Eric Bibb, the veteran U.S. bluesman, is a migrant. He has lived in Scandinavia — currently Sweden — since the 1970s. He left America disillusioned at the time with what he says was the collapse of of the Civil Rights Movement and with the Vietnam War. So there is a certain personal drive behind his latest album, “Migration Blues”.
“We are all linked by one migration or another. We are all connected to migrants,” Bibb told me as part of a story for my main employer, Reuters. “The hysterical reaction against migrants is really hard to understand. Have we really forgotten our history?”
The album is not just about the most recent incarnation of the global migration story — the sight of hundreds of thousands of refugees crossing the Mediterranean in boats and marching north to Western Europe through the Balkans — although that does get the Bibb treatment. Rather, it is a reminder of many of the mass movements of the past.
There are farmers from the 1920s fleeing to California from the DustBowl, Mexicans seeking a future in the United States, families moved from land the U.S. government has just seized, and a Cajun jig reminding listeners of the expulsion of French Canadians south down the Mississippi.
For Bibb, an African American, a key inspiration was “The Great Migration” of millions of southern blacks away from America’s segregated South.
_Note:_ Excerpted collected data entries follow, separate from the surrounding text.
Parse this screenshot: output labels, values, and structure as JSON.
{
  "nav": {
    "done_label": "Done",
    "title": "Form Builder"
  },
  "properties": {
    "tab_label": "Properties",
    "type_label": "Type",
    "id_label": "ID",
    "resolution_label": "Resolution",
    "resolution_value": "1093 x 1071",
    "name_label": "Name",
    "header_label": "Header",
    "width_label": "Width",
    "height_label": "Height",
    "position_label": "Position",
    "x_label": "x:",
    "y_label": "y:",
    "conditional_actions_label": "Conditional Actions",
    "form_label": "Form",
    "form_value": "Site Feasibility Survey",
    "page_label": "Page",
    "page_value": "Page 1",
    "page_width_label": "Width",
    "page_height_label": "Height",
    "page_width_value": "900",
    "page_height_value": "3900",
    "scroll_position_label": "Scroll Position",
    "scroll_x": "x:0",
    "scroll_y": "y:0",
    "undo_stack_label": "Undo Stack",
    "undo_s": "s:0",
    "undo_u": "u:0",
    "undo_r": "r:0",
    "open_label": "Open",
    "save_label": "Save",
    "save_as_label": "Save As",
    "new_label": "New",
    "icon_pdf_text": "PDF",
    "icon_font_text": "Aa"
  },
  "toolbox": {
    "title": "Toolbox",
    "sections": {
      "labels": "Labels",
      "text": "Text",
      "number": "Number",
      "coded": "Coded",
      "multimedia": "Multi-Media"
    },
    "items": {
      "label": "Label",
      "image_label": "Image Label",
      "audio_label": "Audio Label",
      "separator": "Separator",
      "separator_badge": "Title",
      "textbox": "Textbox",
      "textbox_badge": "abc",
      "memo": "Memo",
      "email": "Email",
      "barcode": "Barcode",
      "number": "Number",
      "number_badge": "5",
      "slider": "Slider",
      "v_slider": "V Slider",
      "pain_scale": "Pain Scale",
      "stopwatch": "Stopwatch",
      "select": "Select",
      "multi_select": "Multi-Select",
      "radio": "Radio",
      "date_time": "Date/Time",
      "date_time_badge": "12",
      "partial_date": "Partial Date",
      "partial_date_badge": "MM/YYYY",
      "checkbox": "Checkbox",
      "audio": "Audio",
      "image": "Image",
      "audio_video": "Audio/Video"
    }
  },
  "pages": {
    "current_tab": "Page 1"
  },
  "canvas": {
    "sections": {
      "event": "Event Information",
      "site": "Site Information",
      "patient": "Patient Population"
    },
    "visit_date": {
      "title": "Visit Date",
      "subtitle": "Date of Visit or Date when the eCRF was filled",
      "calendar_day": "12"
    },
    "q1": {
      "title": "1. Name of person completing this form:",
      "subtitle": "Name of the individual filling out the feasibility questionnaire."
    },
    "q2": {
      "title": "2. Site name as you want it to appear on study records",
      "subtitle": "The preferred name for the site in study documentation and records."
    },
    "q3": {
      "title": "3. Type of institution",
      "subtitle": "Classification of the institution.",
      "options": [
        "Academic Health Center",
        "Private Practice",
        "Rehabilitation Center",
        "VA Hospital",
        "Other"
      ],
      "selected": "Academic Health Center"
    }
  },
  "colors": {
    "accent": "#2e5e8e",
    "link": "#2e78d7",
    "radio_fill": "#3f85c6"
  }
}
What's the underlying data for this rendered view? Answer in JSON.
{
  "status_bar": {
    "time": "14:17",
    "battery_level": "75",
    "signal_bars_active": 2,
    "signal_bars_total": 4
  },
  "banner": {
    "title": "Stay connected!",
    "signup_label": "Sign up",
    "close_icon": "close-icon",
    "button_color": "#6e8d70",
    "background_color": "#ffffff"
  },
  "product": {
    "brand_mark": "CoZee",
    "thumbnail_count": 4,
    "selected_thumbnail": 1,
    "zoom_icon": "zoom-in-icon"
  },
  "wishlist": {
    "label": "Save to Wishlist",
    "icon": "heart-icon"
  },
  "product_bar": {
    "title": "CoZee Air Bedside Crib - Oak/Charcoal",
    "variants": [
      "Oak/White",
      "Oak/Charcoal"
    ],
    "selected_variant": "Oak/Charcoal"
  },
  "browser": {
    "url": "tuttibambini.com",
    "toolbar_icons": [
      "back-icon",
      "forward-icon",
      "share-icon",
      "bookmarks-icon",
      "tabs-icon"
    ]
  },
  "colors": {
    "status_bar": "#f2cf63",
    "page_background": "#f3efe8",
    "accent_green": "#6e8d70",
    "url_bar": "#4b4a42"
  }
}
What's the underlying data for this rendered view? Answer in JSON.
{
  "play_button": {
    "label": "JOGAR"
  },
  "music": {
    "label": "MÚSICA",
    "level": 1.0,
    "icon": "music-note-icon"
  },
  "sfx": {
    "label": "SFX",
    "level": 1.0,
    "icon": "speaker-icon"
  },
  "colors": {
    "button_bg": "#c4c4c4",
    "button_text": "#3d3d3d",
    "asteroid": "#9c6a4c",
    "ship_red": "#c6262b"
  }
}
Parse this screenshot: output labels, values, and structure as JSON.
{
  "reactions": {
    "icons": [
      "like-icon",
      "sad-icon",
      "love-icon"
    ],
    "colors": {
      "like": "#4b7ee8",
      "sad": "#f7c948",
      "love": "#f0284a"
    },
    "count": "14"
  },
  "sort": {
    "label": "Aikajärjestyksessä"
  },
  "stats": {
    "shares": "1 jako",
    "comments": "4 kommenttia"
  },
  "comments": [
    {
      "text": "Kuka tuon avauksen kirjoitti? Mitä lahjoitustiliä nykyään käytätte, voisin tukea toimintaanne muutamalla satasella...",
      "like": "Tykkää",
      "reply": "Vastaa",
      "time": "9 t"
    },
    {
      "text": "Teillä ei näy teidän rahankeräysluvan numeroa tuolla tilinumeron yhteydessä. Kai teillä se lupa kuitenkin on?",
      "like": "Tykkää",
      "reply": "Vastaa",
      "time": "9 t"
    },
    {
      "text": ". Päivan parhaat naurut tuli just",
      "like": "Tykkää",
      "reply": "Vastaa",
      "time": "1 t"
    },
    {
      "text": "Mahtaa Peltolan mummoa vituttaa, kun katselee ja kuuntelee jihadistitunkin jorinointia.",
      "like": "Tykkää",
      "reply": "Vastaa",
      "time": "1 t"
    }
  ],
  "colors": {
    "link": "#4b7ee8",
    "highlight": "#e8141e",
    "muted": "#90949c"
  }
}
By some estimates, more than 6 million left the rural areas for industrial places like Detroit, New York and Chicago between 1910 and 1970.
“(They were) not just looking for jobs but fleeing racial terror,” Bibb said. He makes the point sharply in “Delta Getaway” about a man fleeing a lynch mob to Chicago.
Saw a man hanging from a cypress tree/I seen the ones who done it/now they coming after me
The current migration crisis gets covered in “Prayin’ For Shore”, a blues about those fleeing civil wars in the Middle East on sometimes fatal seaborne journeys to Europe.
In an old leaky boat, somewhere on the sea/trying to get away from the war/Welcome or not, got to land soon/Oh lord, prayin’ for shore
The song, Bibb writes in an accompanying booklet, is about remembering the drowned.
Politics, of course, comes into such a subject as human migration. But Bibb pretty much steers clear of it in favour of simply expressing the passion of it all — his, theirs and ours.
Indeed, he says the album has nothing directly to do with the election of U.S. President Donald Trump, whose anti-immigrantion policies include a pledge to build a wall on the Mexican border to keep undocumented people out.
Bibb said the album was all laid down and finished before Trump’s election, but that he was nonetheless “astounded by the synchronicity of it”.
Most of the songs on the album are Bibb’s, although he offers covers of Woody Guthrie’s “This Land Is Your Land”, originally an angry riposte from the dispossessed, and Bob Dylan’s “Masters of War”, about the merchants of destruction.
Bibb said that apart from “Prayin’ For Shore”, his favorite composition on “Migration Blues” is “Brotherly Love”. Bibb said it reflects his personal belief.
I still believe/we can find a way/to live in peace/I do. How’ bout you?